In such an environment, attacks on globalization could evolve into a new ideological radicalism, particularly in countries where the governing elite is small and the gap between rich and poor is vast and growing. A permanent worldwide underclass is in danger of emerging, especially in developing countries, which will make it increasingly difficult to build the political consensus on which domestic stability, international peace and globalization itself depend.
Let me turn finally to a totally new level of international structure: for the first time, there are now universal issues that cannot be dealt with on a regional basis and to which the balance of power is no answer. Allow me to begin with one that my personal fate has obliged me to deal with, namely the issue of nuclear proliferation. If I were to define what issue concerned me most when I was in government, it was the issue of what I would do if the President ever said he had no other recourse except nuclear weapons. The reason it preoccupied me is because, in the nature of the job, I knew better than most people what the consequences would be. On one level, I thought nobody has a moral right to make a decision involving the death of tens of millions. But on another level, I knew that if this is proclaimed as our attitude, we will turn the world over to the people who have no hesitation to commit genocide. I never had to resolve that issue because there was only one other nuclear country, the Soviet Union, which, however much it was a rival, calculated the costs of nuclear war in a comparable way. Now, if you have fifteen nuclear countries, and every leader has to make his or her own calculations, and if these countries do not have the intelligence systems and the technological ability to protect their weapons, then we will live in a world in which some catastrophe becomes nearly inevitable. It is an accident of history that Iran has become the test case, after which it is impossible to conceive that nuclear proliferation can be stopped. This issue is graver than the situation in Iraq. Its solution has one aspect that the West can undertake by itself. Two leading Republicans and two leading Democrats who have held high office in the United States – George Shultz, myself, Senator Sam Nunn and former Democratic Secretary of Defense William Perry – co-authored an article a few months ago, in which we said that the nuclear countries need to make visible sacrifices in their nuclear weapons if they want to ask other countries to give up nuclear weapons. But I would say this is an overriding issue.
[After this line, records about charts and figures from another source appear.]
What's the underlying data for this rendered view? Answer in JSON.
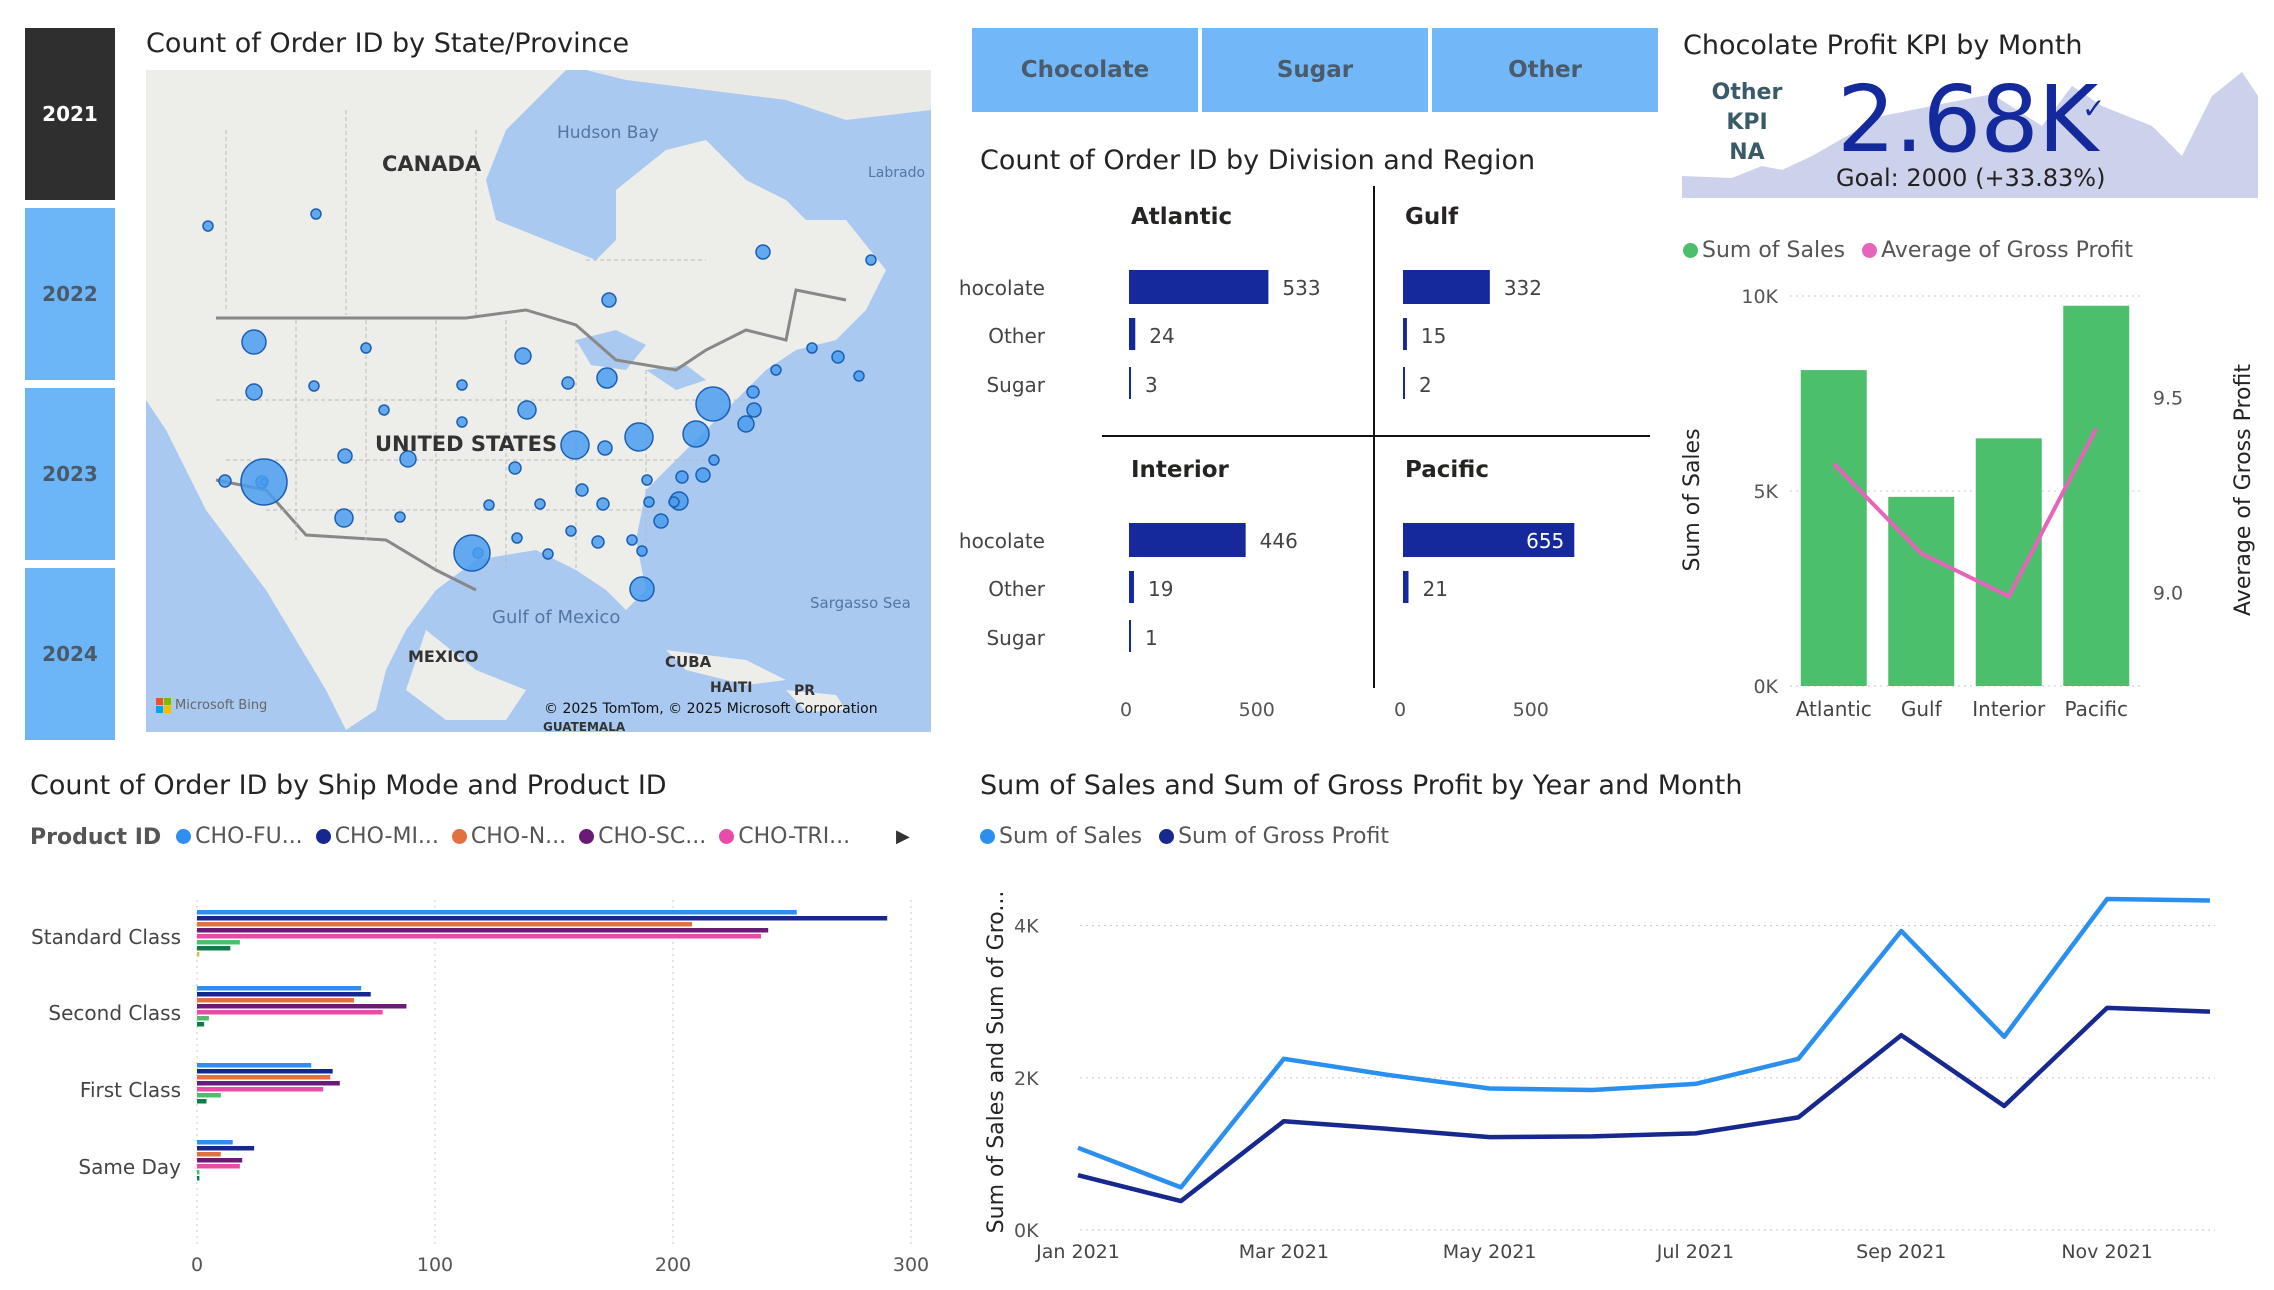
{
  "year_slicer": {
    "years": [
      "2021",
      "2022",
      "2023",
      "2024"
    ],
    "selected": "2021"
  },
  "map": {
    "title": "Count of Order ID by State/Province",
    "labels": {
      "canada": "CANADA",
      "hudson_bay": "Hudson Bay",
      "labrador": "Labrado",
      "united_states": "UNITED STATES",
      "gulf_of_mexico": "Gulf of Mexico",
      "sargasso_sea": "Sargasso Sea",
      "mexico": "MEXICO",
      "cuba": "CUBA",
      "haiti": "HAITI",
      "pr": "PR",
      "guatemala": "GUATEMALA"
    },
    "bing_logo": "Microsoft Bing",
    "copyright": "© 2025 TomTom, © 2025 Microsoft Corporation"
  },
  "category_slicer": {
    "items": [
      "Chocolate",
      "Sugar",
      "Other"
    ]
  },
  "division_chart": {
    "title": "Count of Order ID by Division and Region",
    "axis_ticks": [
      "0",
      "500"
    ],
    "panels": [
      {
        "region": "Atlantic",
        "rows": [
          {
            "label": "Chocolate",
            "value": 533
          },
          {
            "label": "Other",
            "value": 24
          },
          {
            "label": "Sugar",
            "value": 3
          }
        ]
      },
      {
        "region": "Gulf",
        "rows": [
          {
            "label": "Chocolate",
            "value": 332
          },
          {
            "label": "Other",
            "value": 15
          },
          {
            "label": "Sugar",
            "value": 2
          }
        ]
      },
      {
        "region": "Interior",
        "rows": [
          {
            "label": "Chocolate",
            "value": 446
          },
          {
            "label": "Other",
            "value": 19
          },
          {
            "label": "Sugar",
            "value": 1
          }
        ]
      },
      {
        "region": "Pacific",
        "rows": [
          {
            "label": "Chocolate",
            "value": 655
          },
          {
            "label": "Other",
            "value": 21
          },
          {
            "label": "Sugar",
            "value": null
          }
        ]
      }
    ]
  },
  "kpi": {
    "title": "Chocolate Profit KPI by Month",
    "other_kpi_label": "Other KPI",
    "other_kpi_value": "NA",
    "value": "2.68K",
    "goal": "Goal: 2000 (+33.83%)",
    "check": "✓"
  },
  "combo_chart": {
    "legend": [
      "Sum of Sales",
      "Average of Gross Profit"
    ],
    "y_left_label": "Sum of Sales",
    "y_right_label": "Average of Gross Profit",
    "left_ticks": [
      "10K",
      "5K",
      "0K"
    ],
    "right_ticks": [
      "9.5",
      "9.0"
    ]
  },
  "ship_chart": {
    "title": "Count of Order ID by Ship Mode and Product ID",
    "legend_title": "Product ID",
    "legend": [
      "CHO-FU...",
      "CHO-MI...",
      "CHO-N...",
      "CHO-SC...",
      "CHO-TRI..."
    ],
    "x_ticks": [
      "0",
      "100",
      "200",
      "300"
    ]
  },
  "line_chart": {
    "title": "Sum of Sales and Sum of Gross Profit by Year and Month",
    "legend": [
      "Sum of Sales",
      "Sum of Gross Profit"
    ],
    "y_label": "Sum of Sales and Sum of Gro...",
    "y_ticks": [
      "4K",
      "2K",
      "0K"
    ],
    "x_ticks": [
      "Jan 2021",
      "Mar 2021",
      "May 2021",
      "Jul 2021",
      "Sep 2021",
      "Nov 2021"
    ]
  },
  "colors": {
    "slicer": "#72b8f8",
    "slicer_active": "#2f2f2f",
    "navy": "#15299c",
    "green": "#4bbf6b",
    "pink": "#e465b9",
    "line_light": "#2b8ff0",
    "line_dark": "#17288f",
    "bubble": "#4a9cf0"
  },
  "chart_data": [
    {
      "type": "bar",
      "title": "Count of Order ID by Division and Region",
      "categories": [
        "Chocolate",
        "Other",
        "Sugar"
      ],
      "series": [
        {
          "name": "Atlantic",
          "values": [
            533,
            24,
            3
          ]
        },
        {
          "name": "Gulf",
          "values": [
            332,
            15,
            2
          ]
        },
        {
          "name": "Interior",
          "values": [
            446,
            19,
            1
          ]
        },
        {
          "name": "Pacific",
          "values": [
            655,
            21,
            null
          ]
        }
      ],
      "xlim": [
        0,
        650
      ]
    },
    {
      "type": "bar",
      "title": "",
      "categories": [
        "Atlantic",
        "Gulf",
        "Interior",
        "Pacific"
      ],
      "series": [
        {
          "name": "Sum of Sales",
          "axis": "left",
          "values": [
            8100,
            4850,
            6350,
            9750
          ]
        },
        {
          "name": "Average of Gross Profit",
          "axis": "right",
          "type": "line",
          "values": [
            9.33,
            9.1,
            8.99,
            9.42
          ]
        }
      ],
      "ylim_left": [
        0,
        10000
      ],
      "ylim_right": [
        8.76,
        9.76
      ]
    },
    {
      "type": "bar",
      "title": "Count of Order ID by Ship Mode and Product ID",
      "categories": [
        "Standard Class",
        "Second Class",
        "First Class",
        "Same Day"
      ],
      "series": [
        {
          "name": "CHO-FU...",
          "values": [
            252,
            69,
            48,
            15
          ]
        },
        {
          "name": "CHO-MI...",
          "values": [
            290,
            73,
            57,
            24
          ]
        },
        {
          "name": "CHO-N...",
          "values": [
            208,
            66,
            56,
            10
          ]
        },
        {
          "name": "CHO-SC...",
          "values": [
            240,
            88,
            60,
            19
          ]
        },
        {
          "name": "CHO-TRI...",
          "values": [
            237,
            78,
            53,
            18
          ]
        },
        {
          "name": "",
          "values": [
            18,
            5,
            10,
            1
          ]
        },
        {
          "name": "",
          "values": [
            14,
            3,
            4,
            1
          ]
        },
        {
          "name": "",
          "values": [
            1,
            0,
            0,
            0
          ]
        }
      ],
      "xlim": [
        0,
        300
      ]
    },
    {
      "type": "line",
      "title": "Sum of Sales and Sum of Gross Profit by Year and Month",
      "x": [
        "Jan 2021",
        "Feb 2021",
        "Mar 2021",
        "Apr 2021",
        "May 2021",
        "Jun 2021",
        "Jul 2021",
        "Aug 2021",
        "Sep 2021",
        "Oct 2021",
        "Nov 2021",
        "Dec 2021"
      ],
      "series": [
        {
          "name": "Sum of Sales",
          "values": [
            1080,
            560,
            2250,
            2040,
            1860,
            1840,
            1920,
            2250,
            3930,
            2540,
            4350,
            4330
          ]
        },
        {
          "name": "Sum of Gross Profit",
          "values": [
            720,
            380,
            1430,
            1330,
            1220,
            1230,
            1270,
            1480,
            2560,
            1630,
            2920,
            2870
          ]
        }
      ],
      "ylim": [
        0,
        4600
      ]
    }
  ]
}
Looking at the energy world, when demand rises faster than supply, it is inevitable that conflicts must develop if it is attempted to be dealt with on a non-general basis. And on environment, countries like China and India are, in a way, right if they point out that we had a head start in which the world was polluted and now we are trying to stop them, but, on the other hand, it does not change the fundamental issue.
The German philosopher, Emmanuel Kant, wrote an essay in the eighteenth century, in which he said someday there will be universal peace. The only issue is whether it will come about by human insight or by catastrophes of such a magnitude that we have no choice. He was right then, and he is right today, although some of us may add that it may take some divine guidance and not just insight to solve the problem.